Hey man! Good to see you're still around too. You should come out to the Castle in Chester on Thursday night if you can. A bunch of people have been meeting up around 8ish til 11:00 or so.
What wasnt done with your car? Something wrong with it?


----------



## bvgoosedd (Mar 5, 2009)

i got a gt3076r in there now!! yea so sweet but rite now it's getting rods installed that's why i didn't make it too water fest. and a new clutch. should be done next week. should have been done by the end of this week but doesn't look promising. u guys met up every week?


----------



## mr.ramsey (Apr 9, 2008)

*FV-QR*

OH! Nice. Wasn't fast enough for you....huh? 
Yeah been meeting up there every week for the past 2 months. Getting some pretty decent turn out!


----------



## 13_Ronin_13 (Apr 7, 2006)

*Re: FV-QR (mr.ramsey)*

bvgoosedd, what exhaust mani are using i have a gt3071R. i have a used ATP one but i really want the eurojet topmount, just cuz it looks so bad ass..
think ill have any clearence issues with a top mount?
I had a great time Waterfest and met so many wicked TT owners http://****************.com/smile/emthup.gif here's a couple pics from the show and drive down. 

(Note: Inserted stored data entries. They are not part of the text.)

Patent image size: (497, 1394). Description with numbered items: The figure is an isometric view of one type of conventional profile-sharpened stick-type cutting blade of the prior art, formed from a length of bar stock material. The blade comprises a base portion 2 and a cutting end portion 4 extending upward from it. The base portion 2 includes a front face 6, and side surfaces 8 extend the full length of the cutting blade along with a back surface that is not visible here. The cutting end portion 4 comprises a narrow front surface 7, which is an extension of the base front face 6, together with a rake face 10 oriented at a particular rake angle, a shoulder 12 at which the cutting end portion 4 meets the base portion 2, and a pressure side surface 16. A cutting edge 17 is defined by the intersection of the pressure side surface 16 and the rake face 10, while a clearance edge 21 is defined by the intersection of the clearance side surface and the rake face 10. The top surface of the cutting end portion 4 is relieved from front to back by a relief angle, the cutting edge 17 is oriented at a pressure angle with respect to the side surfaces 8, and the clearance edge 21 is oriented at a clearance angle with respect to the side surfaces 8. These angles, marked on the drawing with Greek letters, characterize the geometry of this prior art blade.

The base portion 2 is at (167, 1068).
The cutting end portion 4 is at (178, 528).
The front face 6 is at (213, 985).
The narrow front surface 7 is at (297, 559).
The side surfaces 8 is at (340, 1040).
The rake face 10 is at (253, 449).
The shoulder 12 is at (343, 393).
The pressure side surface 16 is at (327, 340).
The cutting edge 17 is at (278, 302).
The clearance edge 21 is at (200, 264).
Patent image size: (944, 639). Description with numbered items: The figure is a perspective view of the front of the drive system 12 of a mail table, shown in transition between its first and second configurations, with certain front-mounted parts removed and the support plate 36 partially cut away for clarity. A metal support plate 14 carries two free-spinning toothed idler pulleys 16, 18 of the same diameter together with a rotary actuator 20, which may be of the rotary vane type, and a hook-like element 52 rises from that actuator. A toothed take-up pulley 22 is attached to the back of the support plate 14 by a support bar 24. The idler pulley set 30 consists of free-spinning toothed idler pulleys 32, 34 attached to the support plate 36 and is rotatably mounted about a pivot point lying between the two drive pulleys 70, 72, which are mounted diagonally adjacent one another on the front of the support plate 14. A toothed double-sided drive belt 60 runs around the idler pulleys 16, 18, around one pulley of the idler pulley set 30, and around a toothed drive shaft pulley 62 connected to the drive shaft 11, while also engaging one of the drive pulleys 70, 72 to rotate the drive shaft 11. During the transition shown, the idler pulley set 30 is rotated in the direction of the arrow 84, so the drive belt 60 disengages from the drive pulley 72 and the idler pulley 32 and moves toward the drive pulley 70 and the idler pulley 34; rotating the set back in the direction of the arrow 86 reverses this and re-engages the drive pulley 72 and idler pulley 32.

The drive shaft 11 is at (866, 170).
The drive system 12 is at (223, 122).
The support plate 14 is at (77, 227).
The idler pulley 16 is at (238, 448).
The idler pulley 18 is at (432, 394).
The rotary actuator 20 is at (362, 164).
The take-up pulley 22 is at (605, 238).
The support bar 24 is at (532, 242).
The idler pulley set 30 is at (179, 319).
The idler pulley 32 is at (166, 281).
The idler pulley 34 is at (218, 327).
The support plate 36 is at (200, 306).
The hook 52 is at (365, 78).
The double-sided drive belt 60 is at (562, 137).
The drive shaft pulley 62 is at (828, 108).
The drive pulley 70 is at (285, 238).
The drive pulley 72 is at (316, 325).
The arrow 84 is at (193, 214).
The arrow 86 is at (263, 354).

and one of me giving her a little wipe..










_Modified by 13_Ronin_13 at 4:31 PM 7-23-2009_


----------



## bklnstunt718 (May 30, 2007)

i had nooo clue u were running a 30 or else i would of ask to see how it looks....heheh


----------



## 13_Ronin_13 (Apr 7, 2006)

*Re: (bklnstunt718)*

it's not in there yet im powdercoating and ceramic coating everything first so it's taking a bit to do.
hopefully get it started in the next couple weeks.


----------



## Neb (Jan 25, 2005)

*Re: (13_Ronin_13)*

car looks good with that votex kit


----------



## 13_Ronin_13 (Apr 7, 2006)

*Re: (Neb)*

thanks








u ever around waterloo or the cambridge meets ?


----------



## Neb (Jan 25, 2005)

*Re: (13_Ronin_13)*

naw not really. when I'm visiting (cambridge where my folks live) I'm usually just there on weekends... Do you go?


----------



## -TT- (Apr 13, 2008)

*Re: FV-QR (13_Ronin_13)*


_Quote, originally posted by *13_Ronin_13* »_
I had a great time Waterfest and met so many wicked TT owners http://****************.com/smile/emthup.gif here's a couple pics from the show and drive down. 
_Modified by 13_Ronin_13 at 4:31 PM 7-23-2009_









WOW








can we get some specs on the suspension, wheel size and spacers ??
I love the lip on that thing !


----------



## tolovevwistohatevw (Nov 22, 2008)

*Re: FV-QR (-TT-)*

Other then the ones pictured i count two more , mine and the dual tone coupe at one of the vendors .. other than the TT events this is the most i have ever seen in one area


----------



## bvgoosedd (Mar 5, 2009)

i got the one that came with ctsturbo's kit. it is top mounted. no clearence issues here. i do want to put a blanket on mine. hood gets od hot. sexi car by the way. def loving it. i haven't done anything to my car as far as looks but tinted the windows. what are you runing 1/4 mile? whp?? i have no clue what i'am gonna be running. i hope over 350awhp. i'll be upset if i don't hit that. and i wanna run high 11's low 12's.


----------